Bencana-bencana ini bukan kutukan Tuhan, tetapi lebih merupakan bagian dari ”ayat-ayat kauniyah”—pertanda alam, yang menuntut semua pihak belajar lebih serius lagi untuk memahami dan menyiapkan diri menghadapinya. Kegagalan memahami fenomena alam dan sunatullah hanya menghasilkan kegagapan dan ketidaksiapan yang dapat menjerumuskan ke dalam bencana dan tragedi kemanusiaan lebih parah.
Jelas, peneguhan semangat dan nilai berkorban menghadapi banyak tantangan.

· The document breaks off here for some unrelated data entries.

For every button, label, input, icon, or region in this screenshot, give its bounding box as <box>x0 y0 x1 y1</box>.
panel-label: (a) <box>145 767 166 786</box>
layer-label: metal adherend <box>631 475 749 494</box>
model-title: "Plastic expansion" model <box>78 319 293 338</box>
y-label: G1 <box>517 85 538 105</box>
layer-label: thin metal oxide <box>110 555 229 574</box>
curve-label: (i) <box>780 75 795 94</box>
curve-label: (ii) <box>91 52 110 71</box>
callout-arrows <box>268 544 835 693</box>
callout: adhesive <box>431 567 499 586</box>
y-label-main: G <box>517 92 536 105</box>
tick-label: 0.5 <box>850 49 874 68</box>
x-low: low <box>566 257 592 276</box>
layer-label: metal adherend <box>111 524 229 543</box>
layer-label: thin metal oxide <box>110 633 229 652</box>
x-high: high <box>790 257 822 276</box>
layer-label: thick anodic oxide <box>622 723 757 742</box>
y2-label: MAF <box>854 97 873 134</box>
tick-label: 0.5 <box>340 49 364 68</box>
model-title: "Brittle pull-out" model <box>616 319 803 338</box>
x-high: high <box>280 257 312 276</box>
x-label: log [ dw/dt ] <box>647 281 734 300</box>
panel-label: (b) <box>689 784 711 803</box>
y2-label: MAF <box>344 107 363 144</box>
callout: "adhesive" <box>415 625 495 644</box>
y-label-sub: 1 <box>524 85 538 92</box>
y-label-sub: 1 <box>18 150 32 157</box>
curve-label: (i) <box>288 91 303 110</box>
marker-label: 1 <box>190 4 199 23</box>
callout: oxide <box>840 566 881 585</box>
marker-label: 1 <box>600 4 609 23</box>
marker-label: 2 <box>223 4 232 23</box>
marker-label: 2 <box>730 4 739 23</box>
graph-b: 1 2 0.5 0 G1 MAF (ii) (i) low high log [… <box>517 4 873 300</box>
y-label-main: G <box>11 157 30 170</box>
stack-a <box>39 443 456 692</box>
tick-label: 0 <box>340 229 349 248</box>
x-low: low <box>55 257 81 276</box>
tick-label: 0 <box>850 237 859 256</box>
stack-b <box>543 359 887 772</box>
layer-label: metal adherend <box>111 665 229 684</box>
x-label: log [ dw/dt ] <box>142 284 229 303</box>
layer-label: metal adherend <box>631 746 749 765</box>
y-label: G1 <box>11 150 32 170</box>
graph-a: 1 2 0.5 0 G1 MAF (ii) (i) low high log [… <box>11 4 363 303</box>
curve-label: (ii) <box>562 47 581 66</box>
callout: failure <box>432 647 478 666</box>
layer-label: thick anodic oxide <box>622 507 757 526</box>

Di tengah gelombang kehidupan materialistik dan hedonistik terlihat adanya kemerosotan sensitivitas dan solidaritas sosial di kalangan bangsa; dan ironisnya hal itu terjadi di lingkungan pemimpin.
Namun, pada pihak lain, terdapat kalangan masyarakat yang dengan segala kesederhanaan dan keterbatasan dalam kehidupan sehari-hari justru memberikan ”kurban” yang mereka salurkan lewat berbagai organisasi, lembaga, dan kelompok ”peduli bencana”.
Gejala ini membangkitkan keharuan tentang masih bertahannya semangat pengorbanan dalam masyarakat Indonesia, yang mesti tetap perlu peneguhan karena boleh jadi berbagai bencana masih bakal melanda Tanah Air.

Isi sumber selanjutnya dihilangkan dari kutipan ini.